C’est que le boucher de Damas a bien joué sur la fameuse équation : c’est moi ou la fin du monde. Alors on révise partout à la baisse les ambitions de son humanisme et de notre demande de démocratie. On rentre chez soi, on se convertit au pragmatisme discret. Hypocrite attitude ? Que non ! C’est juste que l’équation n’a pas de solution à l’échelle d’une vie. On ira même le bénir et l’applaudir, le Boucher. En Occident parce qu’il fait le tueur à gages contre les hordes de Daech, et au sud parce qu’il assouvit ce ressentiment envers l’Occident colonial : il a tué les siens, mais il donne l’impression d’avoir vaincu l’Occident. D’ailleurs, quand les Russes bombardent, chez nous on appelle cela soutien, mais quand les Américains envahissent, on appelle cela impérialisme. Le gauchisme ancestral des élites, au sud, permet cet aveuglement volontaire.

L’effet Bachar sur l’avenir ? Donner l’illusion d’avoir résolu l’équation en enterrant les Syriens. On va être tenté d’y croire, par peur, par angoisse et faute de courage. C’est la tabula rasa en rasant Alep. Mais la réalité est tout autre : le Boucher d’Alep ne fera qu’accentuer la tragédie, pousser au pire et au départ, réinventer le goulag et donc la guerre. Sa solution est finale sans être définitive. Il donne du sursis au déni, et aux dictatures chez nous ; il fait gagner du temps seulement. Les dictatures chez nous vont se renforcer par sa grâce ; puis renforcer leurs appétits, obtenir des rallonges et des soutiens, se permettre des abus et des insolences, mais cela ne changera en rien à la vérité : la véritable équation n’est pas celle de « c’est moi ou la fin du monde », mais celle de « la fin du monde, c’est à cause de moi et de ma dictature ». D’ailleurs, Bachar a très bien joué sur ça : à force de dénoncer le terrorisme, il a fini par l’inventer.

Et après ? L’effet Bachar me rend triste ; me décourage un moment, me « cerne » dans l’angle de mes hésitations.

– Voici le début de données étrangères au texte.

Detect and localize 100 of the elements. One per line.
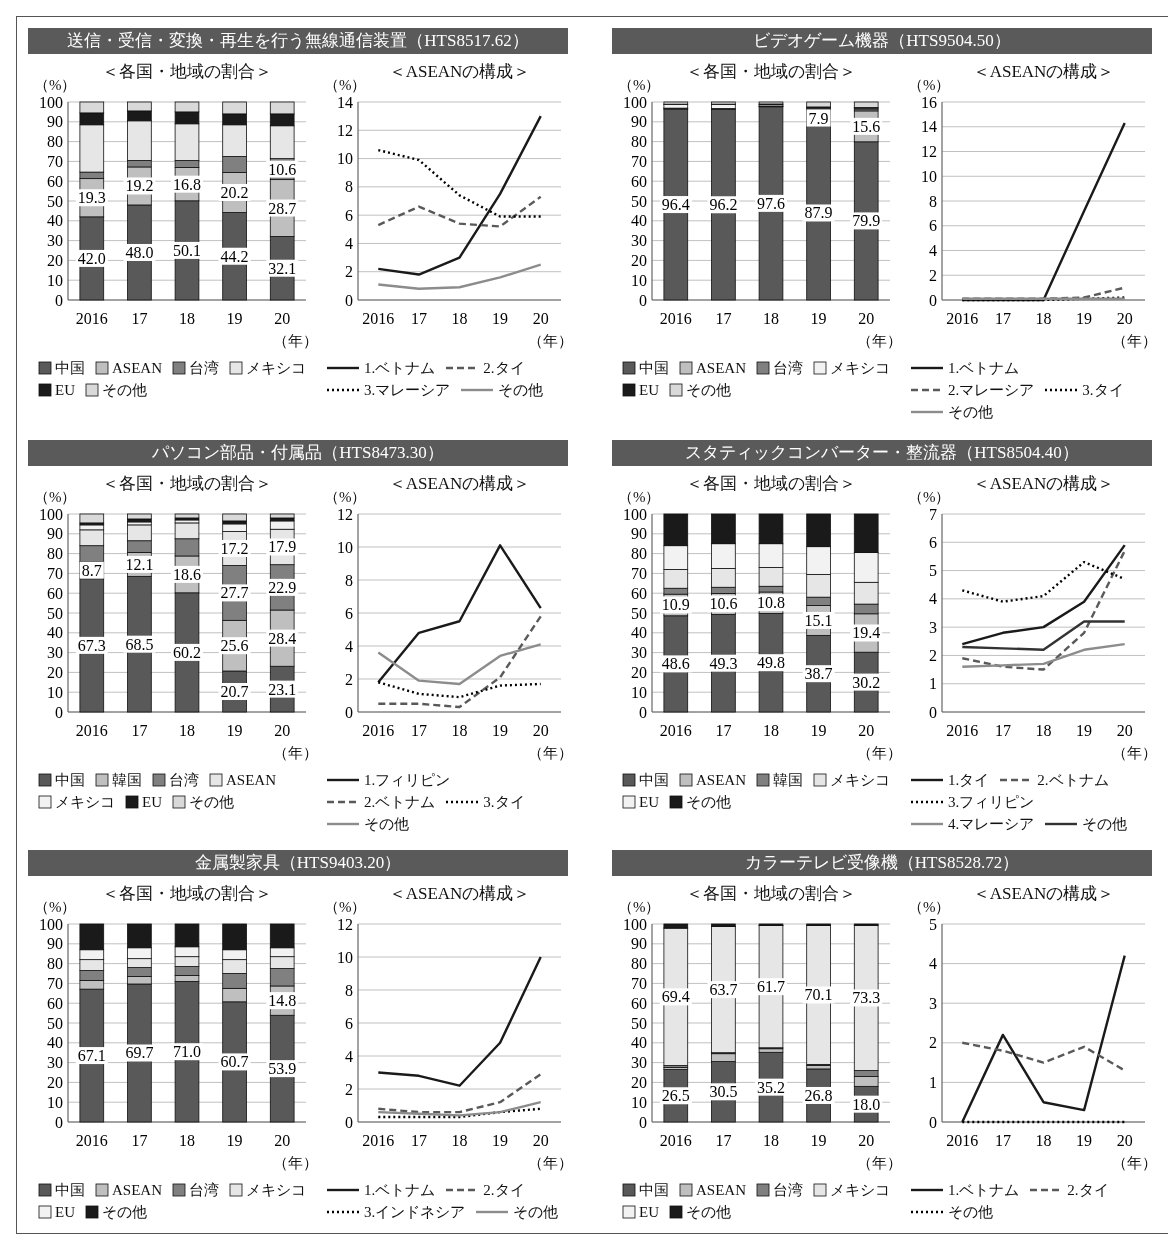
legend-label: メキシコ: [55, 793, 115, 812]
y-tick-label: 16: [921, 93, 937, 111]
legend-label: 1.ベトナム: [364, 1181, 436, 1200]
legend-label: EU: [639, 1203, 659, 1222]
data-label: 14.8: [268, 992, 297, 1010]
data-label: 28.7: [268, 199, 297, 217]
y-tick-label: 0: [929, 291, 937, 309]
y-tick-label: 30: [631, 1054, 647, 1072]
data-label: 23.1: [268, 680, 297, 698]
x-tick-label: 18: [451, 1132, 468, 1149]
x-tick-label: 19: [226, 310, 243, 327]
y-tick-label: 80: [631, 545, 647, 563]
y-tick-label: 30: [47, 232, 63, 250]
x-tick-label: 2016: [659, 722, 692, 739]
x-axis-title: （年）: [273, 744, 318, 763]
x-tick-label: 17: [410, 310, 427, 327]
data-label: 67.1: [77, 1047, 106, 1065]
data-label: 26.8: [804, 1086, 833, 1104]
x-axis-title: （年）: [1112, 1154, 1157, 1173]
y-tick-label: 0: [55, 703, 63, 721]
x-tick-label: 20: [532, 722, 549, 739]
x-tick-label: 2016: [75, 1132, 108, 1149]
x-tick-label: 2016: [75, 722, 108, 739]
y-tick-label: 40: [47, 1034, 63, 1052]
x-tick-label: 19: [492, 310, 509, 327]
legend-label: 1.ベトナム: [948, 1181, 1020, 1200]
chart-subtitle: ＜ASEANの構成＞: [972, 474, 1115, 493]
y-tick-label: 40: [631, 212, 647, 230]
y-tick-label: 50: [47, 192, 63, 210]
legend-label: その他: [686, 793, 731, 812]
x-tick-label: 17: [131, 722, 148, 739]
data-label: 38.7: [804, 665, 833, 683]
legend-label: 2.マレーシア: [948, 381, 1035, 400]
x-tick-label: 18: [179, 310, 195, 327]
legend-label: その他: [686, 1203, 731, 1222]
y-tick-label: 4: [345, 637, 353, 655]
y-axis-title: （%）: [324, 898, 367, 917]
data-label: 12.1: [125, 555, 154, 573]
y-tick-label: 4: [345, 1047, 353, 1065]
legend-label: 3.マレーシア: [364, 381, 451, 400]
y-tick-label: 100: [623, 93, 647, 111]
legend-label: EU: [142, 793, 162, 812]
legend-label: 3.タイ: [483, 793, 525, 812]
y-tick-label: 40: [631, 624, 647, 642]
data-label: 73.3: [852, 989, 881, 1007]
y-tick-label: 6: [345, 604, 353, 622]
legend-label: メキシコ: [830, 771, 891, 790]
x-tick-label: 20: [1116, 722, 1133, 739]
x-tick-label: 18: [763, 1132, 779, 1149]
x-tick-label: 17: [410, 1132, 427, 1149]
chart-title: ビデオゲーム機器（HTS9504.50）: [612, 28, 1152, 54]
x-tick-label: 2016: [946, 310, 979, 327]
y-tick-label: 12: [337, 505, 353, 523]
data-label: 26.5: [661, 1087, 690, 1105]
y-tick-label: 2: [929, 646, 937, 664]
y-tick-label: 50: [631, 604, 647, 622]
legend-label: 2.ベトナム: [1037, 771, 1109, 790]
y-tick-label: 30: [47, 1054, 63, 1072]
data-label: 42.0: [77, 249, 106, 267]
y-tick-label: 1: [929, 675, 937, 693]
data-label: 19.2: [125, 177, 154, 195]
data-label: 18.6: [173, 565, 201, 583]
y-axis-title: （%）: [908, 898, 951, 917]
y-tick-label: 2: [929, 1034, 937, 1052]
y-tick-label: 7: [929, 505, 937, 523]
y-tick-label: 50: [631, 192, 647, 210]
legend-label: 中国: [639, 359, 669, 378]
legend-label: 韓国: [773, 771, 804, 790]
chart-subtitle: ＜ASEANの構成＞: [972, 62, 1115, 81]
legend-label: ASEAN: [112, 1181, 163, 1200]
x-tick-label: 18: [451, 310, 468, 327]
data-label: 48.6: [661, 655, 690, 673]
legend-label: ASEAN: [696, 1181, 747, 1200]
legend-label: 2.タイ: [483, 359, 525, 378]
data-label: 48.0: [125, 243, 154, 261]
y-tick-label: 0: [929, 703, 937, 721]
x-tick-label: 20: [274, 722, 291, 739]
data-label: 15.1: [804, 611, 833, 629]
y-tick-label: 6: [345, 206, 353, 224]
x-axis-title: （年）: [273, 332, 318, 351]
y-tick-label: 10: [337, 150, 353, 168]
y-tick-label: 8: [345, 981, 353, 999]
chart-title: スタティックコンバーター・整流器（HTS8504.40）: [612, 440, 1152, 466]
y-tick-label: 14: [337, 93, 353, 111]
x-tick-label: 18: [763, 722, 779, 739]
x-tick-label: 20: [1116, 310, 1133, 327]
y-tick-label: 5: [929, 562, 937, 580]
y-tick-label: 70: [47, 152, 63, 170]
y-tick-label: 10: [337, 538, 353, 556]
x-tick-label: 20: [274, 1132, 291, 1149]
legend-label: EU: [639, 381, 659, 400]
legend-label: 中国: [55, 359, 85, 378]
x-axis-title: （年）: [857, 332, 902, 351]
x-tick-label: 18: [1035, 310, 1052, 327]
x-axis-title: （年）: [528, 744, 573, 763]
x-tick-label: 17: [994, 310, 1011, 327]
y-tick-label: 8: [929, 192, 937, 210]
x-tick-label: 17: [994, 1132, 1011, 1149]
y-tick-label: 100: [623, 505, 647, 523]
y-tick-label: 4: [929, 955, 937, 973]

Je le ressens dans ma vie de tous les jours comme si j’avais érigé ma maison dans une impasse. Mais je sais aussi que cela n’est qu’illusion. Bachar n’est ni un libérateur ni un barrage, c’est un preneur d’otages avec des boucliers humains. Il n’a pas vaincu le djihadisme, il l’a réinventé sur notre dos. Il a provoqué un syndrome de Stockholm, mais c’est une illusion. Depuis des jours, je suis triste et découragé. Je sais que je veux être libre, je ne sais pas à quel prix. Je sais que j’ai raison, même si les apparences sont contre moi

L’effet Bachar est là : on préfère le dictateur à Daech, la sécurité à la démocratie, le cantonnement au soulèvement.